Entre pannes répétées et exaspération des usagers, le Grand Libreville vit depuis plusieurs semaines au rythme des coupures d’électricité. Face à cette situation tendue, la Société d’Énergie et d’Eau du Gabon (SEEG) s’explique et promet un redressement rapide. Son Directeur général, Steeve Saurel Legnongo, reconnaît la gravité de la crise, mais assure « Les solutions sont déjà en marche. »
À l’origine des perturbations, un déséquilibre entre production et consommation. La cause principale est le retard dans la mise en service complète de la centrale thermique flottante de 150 MW, censée renforcer l’alimentation du Grand Libreville. « Cette centrale est encore en phase de montée progressive, ce qui retarde l’injection totale de sa capacité », explique le Directeur général.
En parallèle, la faiblesse des précipitations dans la vallée de la Mbè a réduit la performance des barrages hydroélectriques de Tchimbélé et Kinguélé, qui couvrent près de 40 % des besoins de la capitale. Le Résultat :est là, une production en baisse, une demande en hausse, et un réseau sous tension.
Malgré la situation, la SEEG assure que la crise est maîtrisée. Des équipes d’urgence ont été déployées, appuyées par un dispositif de surveillance en temps réel pour anticiper les incidents et rétablir rapidement le courant dans les zones touchées. « Nos équipes sont pleinement mobilisées pour stabiliser le réseau et minimiser les désagréments », souligne Steeve Saurel Legnongo.

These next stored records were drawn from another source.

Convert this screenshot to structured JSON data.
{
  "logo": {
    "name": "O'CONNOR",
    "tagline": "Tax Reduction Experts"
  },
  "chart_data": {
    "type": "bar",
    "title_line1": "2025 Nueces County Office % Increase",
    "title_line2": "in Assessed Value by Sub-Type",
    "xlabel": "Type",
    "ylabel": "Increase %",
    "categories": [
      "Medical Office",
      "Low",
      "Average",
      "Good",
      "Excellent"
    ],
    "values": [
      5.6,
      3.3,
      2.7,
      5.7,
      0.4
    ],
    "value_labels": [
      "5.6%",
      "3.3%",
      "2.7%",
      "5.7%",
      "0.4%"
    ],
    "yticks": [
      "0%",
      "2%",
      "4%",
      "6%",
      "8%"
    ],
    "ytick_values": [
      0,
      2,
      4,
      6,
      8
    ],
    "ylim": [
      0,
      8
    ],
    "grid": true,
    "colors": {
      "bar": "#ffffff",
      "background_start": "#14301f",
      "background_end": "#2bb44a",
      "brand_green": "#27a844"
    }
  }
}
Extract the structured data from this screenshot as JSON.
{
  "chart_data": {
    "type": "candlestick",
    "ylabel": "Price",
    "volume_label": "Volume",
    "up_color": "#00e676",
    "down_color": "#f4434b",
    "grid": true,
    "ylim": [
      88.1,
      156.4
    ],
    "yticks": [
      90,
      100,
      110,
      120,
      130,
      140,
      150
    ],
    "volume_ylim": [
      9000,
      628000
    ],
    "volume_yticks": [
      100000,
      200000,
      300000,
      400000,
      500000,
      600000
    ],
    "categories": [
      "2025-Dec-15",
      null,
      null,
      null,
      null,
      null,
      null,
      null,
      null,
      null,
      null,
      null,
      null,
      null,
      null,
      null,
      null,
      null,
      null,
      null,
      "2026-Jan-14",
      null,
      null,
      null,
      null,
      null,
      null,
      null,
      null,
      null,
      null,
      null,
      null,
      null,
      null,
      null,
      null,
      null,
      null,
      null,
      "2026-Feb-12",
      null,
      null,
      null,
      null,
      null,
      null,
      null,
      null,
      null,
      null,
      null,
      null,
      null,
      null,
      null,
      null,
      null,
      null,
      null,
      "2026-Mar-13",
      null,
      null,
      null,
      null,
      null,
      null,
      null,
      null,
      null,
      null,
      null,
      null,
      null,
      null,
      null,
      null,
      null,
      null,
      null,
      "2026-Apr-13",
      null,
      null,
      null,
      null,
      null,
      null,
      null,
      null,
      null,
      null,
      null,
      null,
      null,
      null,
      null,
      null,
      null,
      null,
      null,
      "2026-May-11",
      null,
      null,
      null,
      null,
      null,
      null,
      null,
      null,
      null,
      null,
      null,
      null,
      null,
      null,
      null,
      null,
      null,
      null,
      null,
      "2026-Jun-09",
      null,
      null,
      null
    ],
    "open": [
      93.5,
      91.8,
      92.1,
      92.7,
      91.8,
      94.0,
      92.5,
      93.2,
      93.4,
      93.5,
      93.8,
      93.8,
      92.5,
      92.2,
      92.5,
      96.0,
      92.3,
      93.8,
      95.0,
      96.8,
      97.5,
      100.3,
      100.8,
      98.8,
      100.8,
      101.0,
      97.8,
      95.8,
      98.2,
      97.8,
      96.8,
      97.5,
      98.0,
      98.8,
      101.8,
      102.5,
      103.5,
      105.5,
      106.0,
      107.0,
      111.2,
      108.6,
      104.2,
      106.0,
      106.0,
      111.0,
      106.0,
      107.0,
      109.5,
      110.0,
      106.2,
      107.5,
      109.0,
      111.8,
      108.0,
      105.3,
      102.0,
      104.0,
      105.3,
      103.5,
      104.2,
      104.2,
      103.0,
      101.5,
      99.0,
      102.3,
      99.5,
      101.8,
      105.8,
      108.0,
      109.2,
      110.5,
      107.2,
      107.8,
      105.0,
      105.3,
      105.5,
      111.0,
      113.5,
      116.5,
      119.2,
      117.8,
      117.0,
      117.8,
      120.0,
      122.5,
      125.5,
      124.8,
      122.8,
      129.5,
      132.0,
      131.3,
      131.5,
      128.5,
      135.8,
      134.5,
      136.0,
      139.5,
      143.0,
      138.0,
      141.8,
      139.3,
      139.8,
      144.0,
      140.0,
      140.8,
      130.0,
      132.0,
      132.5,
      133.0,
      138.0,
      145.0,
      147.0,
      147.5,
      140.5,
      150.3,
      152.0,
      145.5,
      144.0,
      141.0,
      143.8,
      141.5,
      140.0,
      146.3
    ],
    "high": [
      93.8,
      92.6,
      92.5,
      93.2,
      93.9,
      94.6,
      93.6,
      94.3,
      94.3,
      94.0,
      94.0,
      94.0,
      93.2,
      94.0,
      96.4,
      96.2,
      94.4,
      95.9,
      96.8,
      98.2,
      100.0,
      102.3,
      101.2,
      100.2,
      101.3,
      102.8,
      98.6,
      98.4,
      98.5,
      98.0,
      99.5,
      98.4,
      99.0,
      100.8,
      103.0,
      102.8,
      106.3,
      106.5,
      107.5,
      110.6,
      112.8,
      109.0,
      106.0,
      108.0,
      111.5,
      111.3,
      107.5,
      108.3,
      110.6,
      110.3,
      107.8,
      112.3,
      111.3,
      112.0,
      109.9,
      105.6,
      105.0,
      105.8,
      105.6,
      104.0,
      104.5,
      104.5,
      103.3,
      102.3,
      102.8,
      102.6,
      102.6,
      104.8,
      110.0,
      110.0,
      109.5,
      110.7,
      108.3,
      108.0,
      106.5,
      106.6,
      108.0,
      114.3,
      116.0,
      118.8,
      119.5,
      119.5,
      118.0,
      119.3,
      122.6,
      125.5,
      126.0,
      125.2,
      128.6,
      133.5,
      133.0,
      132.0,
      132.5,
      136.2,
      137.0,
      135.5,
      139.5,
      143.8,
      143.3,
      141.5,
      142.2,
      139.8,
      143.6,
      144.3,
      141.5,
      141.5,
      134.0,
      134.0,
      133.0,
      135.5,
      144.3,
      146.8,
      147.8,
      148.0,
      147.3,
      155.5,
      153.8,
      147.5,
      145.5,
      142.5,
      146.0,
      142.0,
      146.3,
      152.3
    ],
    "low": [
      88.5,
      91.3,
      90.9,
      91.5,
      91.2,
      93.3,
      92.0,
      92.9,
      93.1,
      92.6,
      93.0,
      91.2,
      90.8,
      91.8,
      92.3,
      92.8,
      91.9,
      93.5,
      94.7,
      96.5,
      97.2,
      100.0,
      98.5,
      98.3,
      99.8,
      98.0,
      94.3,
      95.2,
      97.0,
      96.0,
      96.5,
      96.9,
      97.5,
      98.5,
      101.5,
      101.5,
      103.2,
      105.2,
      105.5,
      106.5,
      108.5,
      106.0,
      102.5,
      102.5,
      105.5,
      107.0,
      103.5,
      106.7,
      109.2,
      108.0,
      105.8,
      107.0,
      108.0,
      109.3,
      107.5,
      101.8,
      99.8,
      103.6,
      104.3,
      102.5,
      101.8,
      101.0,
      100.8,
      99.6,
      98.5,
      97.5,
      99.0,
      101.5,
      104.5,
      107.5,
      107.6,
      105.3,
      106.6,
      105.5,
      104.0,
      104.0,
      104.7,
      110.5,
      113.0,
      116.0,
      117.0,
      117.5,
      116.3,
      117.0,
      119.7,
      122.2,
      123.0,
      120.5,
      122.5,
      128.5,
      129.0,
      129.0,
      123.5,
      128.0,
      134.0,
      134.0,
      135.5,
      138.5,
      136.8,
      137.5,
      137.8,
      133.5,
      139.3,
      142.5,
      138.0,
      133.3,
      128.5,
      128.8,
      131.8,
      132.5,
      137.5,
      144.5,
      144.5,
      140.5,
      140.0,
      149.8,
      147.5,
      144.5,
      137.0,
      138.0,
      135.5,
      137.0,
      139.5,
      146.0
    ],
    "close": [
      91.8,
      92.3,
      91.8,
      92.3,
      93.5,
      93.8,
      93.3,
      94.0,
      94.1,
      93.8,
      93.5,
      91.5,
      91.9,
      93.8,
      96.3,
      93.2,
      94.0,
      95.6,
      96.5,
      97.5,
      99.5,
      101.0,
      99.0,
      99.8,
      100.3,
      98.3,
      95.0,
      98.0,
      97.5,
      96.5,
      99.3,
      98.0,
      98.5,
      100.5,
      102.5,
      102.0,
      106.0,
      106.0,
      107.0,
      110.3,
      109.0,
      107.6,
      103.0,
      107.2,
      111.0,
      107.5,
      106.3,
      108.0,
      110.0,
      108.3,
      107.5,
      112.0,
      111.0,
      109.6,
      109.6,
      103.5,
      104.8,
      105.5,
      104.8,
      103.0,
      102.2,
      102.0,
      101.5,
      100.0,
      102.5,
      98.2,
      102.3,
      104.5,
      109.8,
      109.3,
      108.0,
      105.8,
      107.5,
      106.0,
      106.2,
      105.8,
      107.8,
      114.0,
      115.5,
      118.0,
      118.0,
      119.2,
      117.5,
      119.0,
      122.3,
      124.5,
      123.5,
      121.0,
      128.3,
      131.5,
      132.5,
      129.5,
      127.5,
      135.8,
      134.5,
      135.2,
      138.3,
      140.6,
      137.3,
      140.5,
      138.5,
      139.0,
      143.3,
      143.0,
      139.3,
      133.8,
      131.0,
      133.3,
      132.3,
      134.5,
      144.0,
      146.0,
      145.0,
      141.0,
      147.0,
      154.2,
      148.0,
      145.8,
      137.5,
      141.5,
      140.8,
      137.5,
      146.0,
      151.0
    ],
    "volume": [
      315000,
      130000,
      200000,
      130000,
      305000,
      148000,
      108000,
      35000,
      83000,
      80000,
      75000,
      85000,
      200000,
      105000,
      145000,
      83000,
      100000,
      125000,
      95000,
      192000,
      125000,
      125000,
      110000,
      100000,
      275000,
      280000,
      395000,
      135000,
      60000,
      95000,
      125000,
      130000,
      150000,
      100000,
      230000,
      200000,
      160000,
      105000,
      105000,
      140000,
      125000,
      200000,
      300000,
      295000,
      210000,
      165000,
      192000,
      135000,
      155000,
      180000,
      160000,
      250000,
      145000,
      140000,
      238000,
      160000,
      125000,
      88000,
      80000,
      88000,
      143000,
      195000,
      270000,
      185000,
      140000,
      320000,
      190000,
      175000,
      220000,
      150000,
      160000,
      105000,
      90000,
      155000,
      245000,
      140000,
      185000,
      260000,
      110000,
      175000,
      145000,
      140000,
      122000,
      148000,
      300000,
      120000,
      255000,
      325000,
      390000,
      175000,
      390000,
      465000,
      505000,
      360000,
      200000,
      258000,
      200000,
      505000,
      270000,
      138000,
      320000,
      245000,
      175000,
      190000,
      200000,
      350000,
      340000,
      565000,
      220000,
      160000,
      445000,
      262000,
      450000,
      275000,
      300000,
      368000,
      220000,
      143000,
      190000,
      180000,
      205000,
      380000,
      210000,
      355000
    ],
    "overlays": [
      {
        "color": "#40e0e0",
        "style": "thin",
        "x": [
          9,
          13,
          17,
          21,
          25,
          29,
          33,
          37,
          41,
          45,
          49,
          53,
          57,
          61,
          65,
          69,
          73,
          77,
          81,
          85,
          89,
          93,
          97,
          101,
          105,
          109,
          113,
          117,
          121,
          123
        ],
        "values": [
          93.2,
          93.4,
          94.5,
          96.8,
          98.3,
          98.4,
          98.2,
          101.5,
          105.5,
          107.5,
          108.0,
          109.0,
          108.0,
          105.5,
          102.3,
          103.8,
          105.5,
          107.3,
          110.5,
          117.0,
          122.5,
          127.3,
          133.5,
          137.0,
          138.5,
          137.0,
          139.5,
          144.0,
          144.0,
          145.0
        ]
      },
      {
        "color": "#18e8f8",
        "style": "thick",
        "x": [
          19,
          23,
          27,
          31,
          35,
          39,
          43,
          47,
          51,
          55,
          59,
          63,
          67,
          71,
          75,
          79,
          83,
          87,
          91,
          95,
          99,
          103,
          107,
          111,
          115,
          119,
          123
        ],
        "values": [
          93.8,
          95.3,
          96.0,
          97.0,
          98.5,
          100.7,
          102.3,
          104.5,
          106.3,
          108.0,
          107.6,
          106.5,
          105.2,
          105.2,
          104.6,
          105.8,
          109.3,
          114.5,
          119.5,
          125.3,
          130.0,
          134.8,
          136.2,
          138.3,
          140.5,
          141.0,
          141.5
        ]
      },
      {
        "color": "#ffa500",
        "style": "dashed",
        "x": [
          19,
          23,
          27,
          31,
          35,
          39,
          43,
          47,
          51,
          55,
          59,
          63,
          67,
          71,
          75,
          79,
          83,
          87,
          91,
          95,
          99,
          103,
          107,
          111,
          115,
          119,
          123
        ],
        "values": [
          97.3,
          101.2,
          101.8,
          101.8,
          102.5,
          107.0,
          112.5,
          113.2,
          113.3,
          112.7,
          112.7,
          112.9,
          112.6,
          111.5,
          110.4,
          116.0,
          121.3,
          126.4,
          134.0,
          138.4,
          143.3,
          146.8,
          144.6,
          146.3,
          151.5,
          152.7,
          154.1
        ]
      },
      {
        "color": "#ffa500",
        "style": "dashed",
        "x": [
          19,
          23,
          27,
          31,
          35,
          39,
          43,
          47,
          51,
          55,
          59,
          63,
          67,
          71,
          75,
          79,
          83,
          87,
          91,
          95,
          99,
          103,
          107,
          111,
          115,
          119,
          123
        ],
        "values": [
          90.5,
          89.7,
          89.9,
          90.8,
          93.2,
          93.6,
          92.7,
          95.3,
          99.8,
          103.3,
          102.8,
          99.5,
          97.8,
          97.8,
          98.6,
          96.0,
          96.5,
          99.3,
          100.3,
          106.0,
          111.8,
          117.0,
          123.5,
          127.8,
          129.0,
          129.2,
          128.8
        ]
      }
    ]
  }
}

Dans cet élan, plusieurs chantiers structurants sont en cours :
Finalisation de la centrale flottante et injection des 150 MW d’ici la fin de la phase de tests ;
Rénovation des infrastructures vieillissantes responsables de nombreuses pannes locales ;
Modernisation de la ligne haute tension Owendo–Bisségué, axe vital pour la distribution d’électricité vers la capitale.
Au-delà de la réponse immédiate, la SEEG veut transformer durablement le système énergétique national. Aujourd’hui, plus de 54 % de la production repose encore sur les centrales thermiques au gaz ou au gasoil, contre 46 % pour l’hydroélectricité. L’Objectif à moyen terme est d’nverser cette tendance pour atteindre 80 % d’hydroélectricité et seulement 20 % de thermique gasoil.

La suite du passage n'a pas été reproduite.